The Stranger by Albert Camus

I opened myself to the gentle indifference of the world.
— The Stranger

FIRST POST OF THE YEAR!!  Happy 2017!! New year means NEW reading goals. I am so excited to explore new genres of books and authors. I'm looking forward to more New Adult novels, Historical Fiction, Crime Stories, Classic Literature, Contemporaries and most importantly diverse reads, both story AND author! I have finished my first book of 2017, 'The Stranger' by Albert Camus. This book is translated from French. I've only ever read one other translated book which you can read my review here. As I expressed in my other blog post, English sentiments, sayings, colloquialisms etc. cannot be expected to mean the same thing in a different language or within a different culture. However the overall tragedy of this story, I believe, cannot be misinterpreted. It's quite short, 123 pages, and I read it in like a half hour having finished half of it in flight to Los Angeles back in September. It's intriguing and I couldn't put it down.


Synopsis:

Through the story of an ordinary man unwittingly drawn into a senseless murder on an Algerian beach, Camus explored what he termed "the nakedness of man faced with the absurd." First published in English in 1946; now in a new translation by Matthew Ward.

The Stranger by Albert Camus Original Title: L'E'tranger in PUBLISHED March 28, 1989 GENRE:  PAGES: 123 FORMAT : PAPERBACK SOURCE: Purchased PACING: {4/5}

The Stranger by Albert Camus
Original Title: L'E'tranger in PUBLISHED March 28, 1989
GENRE: 
PAGES: 123
FORMAT : PAPERBACK
SOURCE: Purchased
PACING: {4/5}

I looked up at the mass of signs and stars in the night sky and laid myself open for the first time to the benign indifference of the world.
— The Stranger

Meursault's character is reminiscent of Theo Decker from Donna Tartt's 'The Goldfinch' . Both character's relationships with their mothers played a crucial role in who they turned out to be as adults. I wonder if Donna Tartt ever read this book and took inspiration from it for Theo's character. I have a weird relationship in my head with DT LOL. Both characters are narcissistic and indifferent to consequences, it seems, primarily after the loss of their mothers. They were left empty, so proper judgement of questionable situations was abandoned and both characters were unredeemable in the end. Other similarities between Theo and Meursault were their broken relationships with women. Meursault noted that he would only Marie, his offbeat companion, if SHE asked HIM. He couldn't love her or any woman that wasn't Maman, his mother.
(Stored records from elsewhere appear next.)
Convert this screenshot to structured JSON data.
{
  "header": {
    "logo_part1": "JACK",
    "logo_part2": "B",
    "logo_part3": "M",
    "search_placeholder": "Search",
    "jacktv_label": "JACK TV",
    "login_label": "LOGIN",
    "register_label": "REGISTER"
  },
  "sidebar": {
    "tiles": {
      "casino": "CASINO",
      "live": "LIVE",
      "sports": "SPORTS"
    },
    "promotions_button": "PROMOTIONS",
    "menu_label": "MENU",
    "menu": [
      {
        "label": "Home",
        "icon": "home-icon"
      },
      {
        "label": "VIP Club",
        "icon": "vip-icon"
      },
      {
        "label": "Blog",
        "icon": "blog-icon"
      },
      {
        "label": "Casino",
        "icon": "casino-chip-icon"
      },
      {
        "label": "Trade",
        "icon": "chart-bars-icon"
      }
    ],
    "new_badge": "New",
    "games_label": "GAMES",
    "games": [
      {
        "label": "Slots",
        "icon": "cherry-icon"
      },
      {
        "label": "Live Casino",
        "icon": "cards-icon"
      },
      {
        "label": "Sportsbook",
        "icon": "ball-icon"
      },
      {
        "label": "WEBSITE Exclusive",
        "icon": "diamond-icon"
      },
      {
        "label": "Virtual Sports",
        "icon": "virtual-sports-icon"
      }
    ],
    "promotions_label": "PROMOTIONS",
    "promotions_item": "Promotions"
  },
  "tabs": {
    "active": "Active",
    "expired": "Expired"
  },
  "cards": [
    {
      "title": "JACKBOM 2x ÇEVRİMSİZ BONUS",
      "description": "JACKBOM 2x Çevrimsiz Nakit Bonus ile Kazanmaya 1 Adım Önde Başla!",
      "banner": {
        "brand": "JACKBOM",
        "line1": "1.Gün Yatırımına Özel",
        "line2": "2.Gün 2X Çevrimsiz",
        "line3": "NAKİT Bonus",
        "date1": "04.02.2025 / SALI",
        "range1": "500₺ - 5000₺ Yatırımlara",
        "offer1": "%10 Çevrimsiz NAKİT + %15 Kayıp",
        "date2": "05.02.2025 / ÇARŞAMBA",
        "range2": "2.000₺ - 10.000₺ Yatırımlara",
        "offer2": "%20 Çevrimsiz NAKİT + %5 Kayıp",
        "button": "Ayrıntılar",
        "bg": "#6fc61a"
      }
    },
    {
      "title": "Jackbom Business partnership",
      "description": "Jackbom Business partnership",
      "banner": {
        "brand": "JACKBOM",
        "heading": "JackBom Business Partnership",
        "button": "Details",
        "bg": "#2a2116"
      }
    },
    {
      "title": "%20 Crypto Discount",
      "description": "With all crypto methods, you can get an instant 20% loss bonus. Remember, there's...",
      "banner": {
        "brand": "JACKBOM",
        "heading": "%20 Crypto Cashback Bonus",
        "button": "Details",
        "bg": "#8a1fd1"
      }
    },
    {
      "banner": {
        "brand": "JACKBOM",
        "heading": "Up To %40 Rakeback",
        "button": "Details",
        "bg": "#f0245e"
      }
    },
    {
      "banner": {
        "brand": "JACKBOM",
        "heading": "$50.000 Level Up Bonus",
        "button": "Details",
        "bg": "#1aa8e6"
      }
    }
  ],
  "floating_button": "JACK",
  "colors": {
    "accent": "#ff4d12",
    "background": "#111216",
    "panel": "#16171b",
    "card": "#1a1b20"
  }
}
I found it interesting that Meursault referred to his mother as Maman; almost like a child. His need to maneuver in life as such, without a care in the world, is what ultimately lead him to prison. He encounters a vile and deplorable gentleman in his apartment building, Salamano. Salamano is a ticking time bomb, abusive to women and controlling. Of course, Meursault in all of his stoic glory befriends him and ignores clear warning signs. Salamano gets into an altercation with an 'Arab', {the victim is referred as such in the book} involves Meursault and Meursault kills him. He goes to court, is found guilty and sentenced to death.

This story is told in two parts. The first part is Meursault's life before the killing and the second part is after. Part Two of this book is where Camus reveals the emotional and  psychological state of the main character.  Even being stripped of his liberty and freedom did not lead him to any sort of revelation about his life. He lacked remorse and empathy not because he was immoral necessarily, but because he was empty. He had given up on himself. The one person that was his safety net, Maman, was gone. He was alone; a stranger in the world and to it; rid of hope. And in this despair he found "happiness" only in memories of Maman. He'd crawled all the way through every emotion to the side of nothingness. An altercation with the prison chaplain reveals Meursault's unwillingness to face his demons. He didn't want to be forgiven or redeemed. He wanted to be left to his own dark devices and in the end he said in order to feel less alone, spectator's should arrive on the day of his execution and "greet him with cries of hate."

This book was completely tragic and disheartening in every sense of the word. What is it to be so lonely in extreme despondency that even jeers from others becomes 'something'? Meursault only desired for those spectator's to confirm that which he already felt deep with himself; self hatred. I highly recommend this book, but be prepared to be very bothered.